Brazil suspends Belo Sun’s gold mine licence, stock collapses

The Volta Grande project consists of an open pit, a gold recovery process facility, water and tailings management and supporting infrastructure. (Image taken from Belo Sun’s presentation.)

A Brazilian court has once again suspended a construction licence for Canada’s Belo Sun Mining’s (TSX:BSX) Volta Grande project, expected to become the South American country’s largest gold mine.

The decision, the second of its kind since 2013, represents a significant new obstacle in the way of the Toronto-based miner’s plans to develop the vast gold mine, in the Brazilian Amazonic state of Pará, local newspaper O’ Globo reported (in Portuguese).

According to the ruling, construction of the project is to remain suspended until indigenous study has been approved by Funai (Indigenous Affairs Agency of Brazil), Belo Sun said in a statement.

Volta Grande, expected to become the South American country’s largest gold mine, would produce an average of 205,000 ounces a year over its nearly 17-year life.

Shares in Belo Sun collapsed on the news and were falling almost 17% to 69 Canadian cents in Toronto at 9:57 am local time. But year-to-date, the stock is still up 1.47%.

According to Brazilian regulations, indigenous studies are required if their lands are located less than 10 kilometres from the project, something Belo Sun said it has already done. The company said it believed that following a review of the completed study, the court will reconsider their position.

In February, a group of locals who opposed the project asked Pará authorities to suspend the recently issued construction licence for Volta Grande. They oppose the company’s planned use of cyanide during extraction of the precious metal, arguing that waste will be deposited in a dam located just 1.5 km from the Xingu River, a tributary of the Amazon, which poses risks in case of a dam collapse as it happened in 2015, after the Samarco dam burst in the south-eastern state of Minas Gerais, which killed 19 people and polluted water streams.

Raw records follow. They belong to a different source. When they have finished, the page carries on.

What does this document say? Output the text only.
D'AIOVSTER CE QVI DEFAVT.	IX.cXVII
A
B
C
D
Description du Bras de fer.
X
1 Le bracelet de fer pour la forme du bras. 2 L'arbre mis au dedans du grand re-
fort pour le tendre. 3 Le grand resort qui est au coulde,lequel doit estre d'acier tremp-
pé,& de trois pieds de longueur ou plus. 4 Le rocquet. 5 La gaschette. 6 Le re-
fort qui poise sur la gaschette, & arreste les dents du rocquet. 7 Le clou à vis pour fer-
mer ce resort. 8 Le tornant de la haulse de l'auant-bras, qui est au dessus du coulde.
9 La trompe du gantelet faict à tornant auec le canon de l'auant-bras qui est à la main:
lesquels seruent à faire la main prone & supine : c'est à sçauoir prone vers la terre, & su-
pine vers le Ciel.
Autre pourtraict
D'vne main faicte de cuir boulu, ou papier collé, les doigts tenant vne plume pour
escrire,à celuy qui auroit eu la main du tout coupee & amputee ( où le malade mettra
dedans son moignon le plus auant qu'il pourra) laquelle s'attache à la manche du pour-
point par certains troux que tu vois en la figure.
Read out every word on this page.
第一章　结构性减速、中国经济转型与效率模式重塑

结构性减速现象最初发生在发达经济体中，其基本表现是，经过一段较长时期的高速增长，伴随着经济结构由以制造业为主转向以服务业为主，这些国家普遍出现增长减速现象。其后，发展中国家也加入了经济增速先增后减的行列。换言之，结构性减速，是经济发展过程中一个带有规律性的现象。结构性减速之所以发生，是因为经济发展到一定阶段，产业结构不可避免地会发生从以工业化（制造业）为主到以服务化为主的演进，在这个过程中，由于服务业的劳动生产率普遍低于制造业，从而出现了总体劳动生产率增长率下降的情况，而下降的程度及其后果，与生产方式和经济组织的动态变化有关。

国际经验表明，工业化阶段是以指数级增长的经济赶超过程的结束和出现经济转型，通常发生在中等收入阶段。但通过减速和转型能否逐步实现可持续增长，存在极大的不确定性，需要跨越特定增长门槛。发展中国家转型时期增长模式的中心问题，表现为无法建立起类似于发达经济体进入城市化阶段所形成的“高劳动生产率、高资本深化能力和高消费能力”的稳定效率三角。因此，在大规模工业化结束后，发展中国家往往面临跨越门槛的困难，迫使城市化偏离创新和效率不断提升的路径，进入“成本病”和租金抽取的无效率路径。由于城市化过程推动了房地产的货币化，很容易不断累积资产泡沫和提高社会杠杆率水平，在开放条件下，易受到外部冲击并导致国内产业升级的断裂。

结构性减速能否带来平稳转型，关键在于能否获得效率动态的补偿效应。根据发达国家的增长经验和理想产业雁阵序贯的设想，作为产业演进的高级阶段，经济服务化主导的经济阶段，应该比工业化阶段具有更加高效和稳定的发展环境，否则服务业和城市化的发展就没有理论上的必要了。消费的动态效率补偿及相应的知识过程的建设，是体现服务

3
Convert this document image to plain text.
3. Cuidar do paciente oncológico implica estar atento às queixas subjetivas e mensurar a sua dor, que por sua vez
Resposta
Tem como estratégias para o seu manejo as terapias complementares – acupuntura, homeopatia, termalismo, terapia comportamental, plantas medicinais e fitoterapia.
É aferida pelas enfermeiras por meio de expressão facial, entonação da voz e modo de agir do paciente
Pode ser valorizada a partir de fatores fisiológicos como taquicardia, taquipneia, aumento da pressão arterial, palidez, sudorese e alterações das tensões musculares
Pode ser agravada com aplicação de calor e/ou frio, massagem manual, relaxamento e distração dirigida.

In November 2013 a federal court suspended the company’s environmental permit, saying Belo Sun had not taken necessary steps to analyze the mine’s potential impact on indigenous peoples who live within a few kilometers of the mine site.

In December, Belo Sun won temporary permission to keep operating while awaiting a final ruling on that case, which came in June 2014 and meant for the company to suspend work at Volta Grande.

“We are disappointed by this second interruption to our construction plans, however these hurdles are expected and we will work through them,” the firm’s President and CEO, Peter Tagliamonte, said in the statement. “We are working with our local Brazilian counsel to have the decision of the Court overturned on appeal.”

Belo Sun plans to spend an initial $5 million in exploration this year, aimed at demonstrating the possibility of new and expanded gold mineralization on 175,000-hectare property, where small-scale miners have been active since the 1960’s.

The Volta Grande project consists of an open pit, a gold recovery process facility, water and tailings management and supporting infrastructure.

It is expected to produce an average of 205,000 ounces a year over its nearly 17-year life.